Drum majors representing six decades took the field before the Trojans' Homecoming game against Georgia Southern.
Past Troy University Sound of the South drum majors representing six decades reunited for Homecoming this year.
The reunion, which came at the urging of TROY Chancellor Dr. Jack Hawkins, Jr., marked the first specific gathering of drum majors in Sound of the South history.
“Dr. Hawkins thought it would be a good idea to get the students who have led the band over the years back together,” said Associate Dean of the College of Education Dr. Kerry Palmer, a 1995 alumnus and former drum major. “In order to get that job, you get elected by the students and then direct the band for a period of time. Today, we have drum majors going all the way back to 1965, and it’s been really neat.”
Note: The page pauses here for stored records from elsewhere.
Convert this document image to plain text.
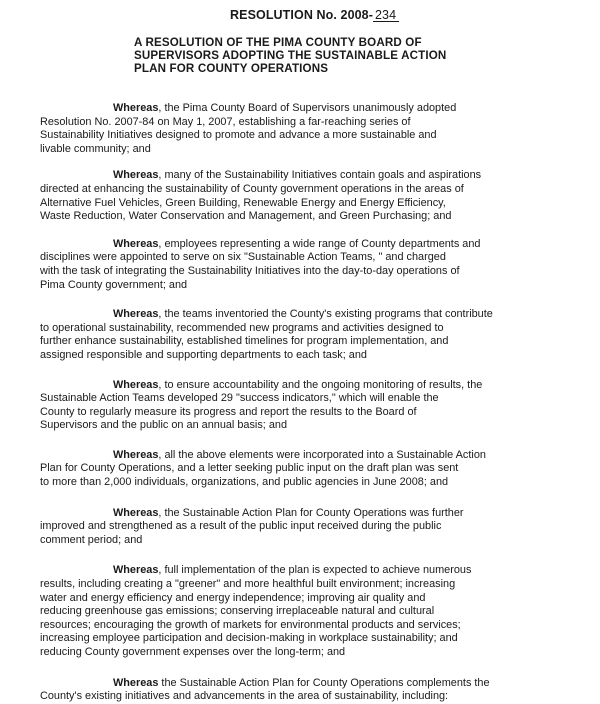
RESOLUTION No. 2008- 234
A RESOLUTION OF THE PIMA COUNTY BOARD OF
SUPERVISORS ADOPTING THE SUSTAINABLE ACTION
PLAN FOR COUNTY OPERATIONS
Whereas, the Pima County Board of Supervisors unanimously adopted
Resolution No. 2007-84 on May 1, 2007, establishing a far-reaching series of
Sustainability Initiatives designed to promote and advance a more sustainable and
livable community; and
Whereas, many of the Sustainability Initiatives contain goals and aspirations
directed at enhancing the sustainability of County government operations in the areas of
Alternative Fuel Vehicles, Green Building, Renewable Energy and Energy Efficiency,
Waste Reduction, Water Conservation and Management, and Green Purchasing; and
Whereas, employees representing a wide range of County departments and
disciplines were appointed to serve on six "Sustainable Action Teams, " and charged
with the task of integrating the Sustainability Initiatives into the day-to-day operations of
Pima County government; and
Whereas, the teams inventoried the County's existing programs that contribute
to operational sustainability, recommended new programs and activities designed to
further enhance sustainability, established timelines for program implementation, and
assigned responsible and supporting departments to each task; and
Whereas, to ensure accountability and the ongoing monitoring of results, the
Sustainable Action Teams developed 29 "success indicators," which will enable the
County to regularly measure its progress and report the results to the Board of
Supervisors and the public on an annual basis; and
Whereas, all the above elements were incorporated into a Sustainable Action
Plan for County Operations, and a letter seeking public input on the draft plan was sent
to more than 2,000 individuals, organizations, and public agencies in June 2008; and
Whereas, the Sustainable Action Plan for County Operations was further
improved and strengthened as a result of the public input received during the public
comment period; and
Whereas, full implementation of the plan is expected to achieve numerous
results, including creating a "greener" and more healthful built environment; increasing
water and energy efficiency and energy independence; improving air quality and
reducing greenhouse gas emissions; conserving irreplaceable natural and cultural
resources; encouraging the growth of markets for environmental products and services;
increasing employee participation and decision-making in workplace sustainability; and
reducing County government expenses over the long-term; and
Whereas the Sustainable Action Plan for County Operations complements the
County's existing initiatives and advancements in the area of sustainability, including:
Drum majors are elected each year by the Sound of the South to lead the band, a distinction that brings with it respect, admiration and big shoes to fill.
“We consider each other legends and have so many stories,” said Chris Walker, a 1988 alumnus. “It’s fantastic, because this is an idea many of us have kicked around. We’ve never been all together before. Since it hasn’t happened since 1965, I’m not sure it’s ever going to happen again.”
Walker took the opportunity to take a photo with the two drum majors who preceded him.
“We’ve always talked about how great it would be to all be together, and to have a chance to take that photo meant a lot,” he said.
Bryant Goss, whose son is now in the band, said those at the reunion share a special bond.
Beyond friendships, they’ve formed what they consider a family.
“The ones that came before me were all mentors, and the ones after me made very special and close relationships,” said Goss, a 1986 alumnus. “It’s fantastic. These people were such a big part of my life, the University was such a big part of my life, and it’s been great to come back and reunite with guys and girls I haven’t seen for years. It’s just great to be back with such wonderful people.”
Ron Mallory, who served as drum major in 1976, is half of the only father-daughter drum major legacy at the University.
“Band is like a family,” Mallory said. “Certainly during the years we were here, there were some service fraternities we were in, but for the most part, band was our life. [During the reunion] you just reminisce and go give everybody a big hug.”
The drum major who succeeded Mallory, Randal Myers, found himself admiring the many changes to campus.
Myers said the spirit of growth has always endured at TROY, continuing from the time when he and Mallory were students.
“The campus is always progressing, always moving forward,” he said. “They’re always building something and tearing something down. That’s remarkable. They were doing that when we were students, too. I think that’s a key to having your university not get old and outdated — constantly redoing and revamping.”
With state-of-the-art band facilities, major strides in campus beautification and tourist attractions such as the International Arts Center, the University leaves many of the alumni in awe.
“It’s amazing,” Goss said. “TROY was a great university when I was here, but to see all the development and the new upgrades, the growth in student population, it’s incredible and makes the alumni very proud.”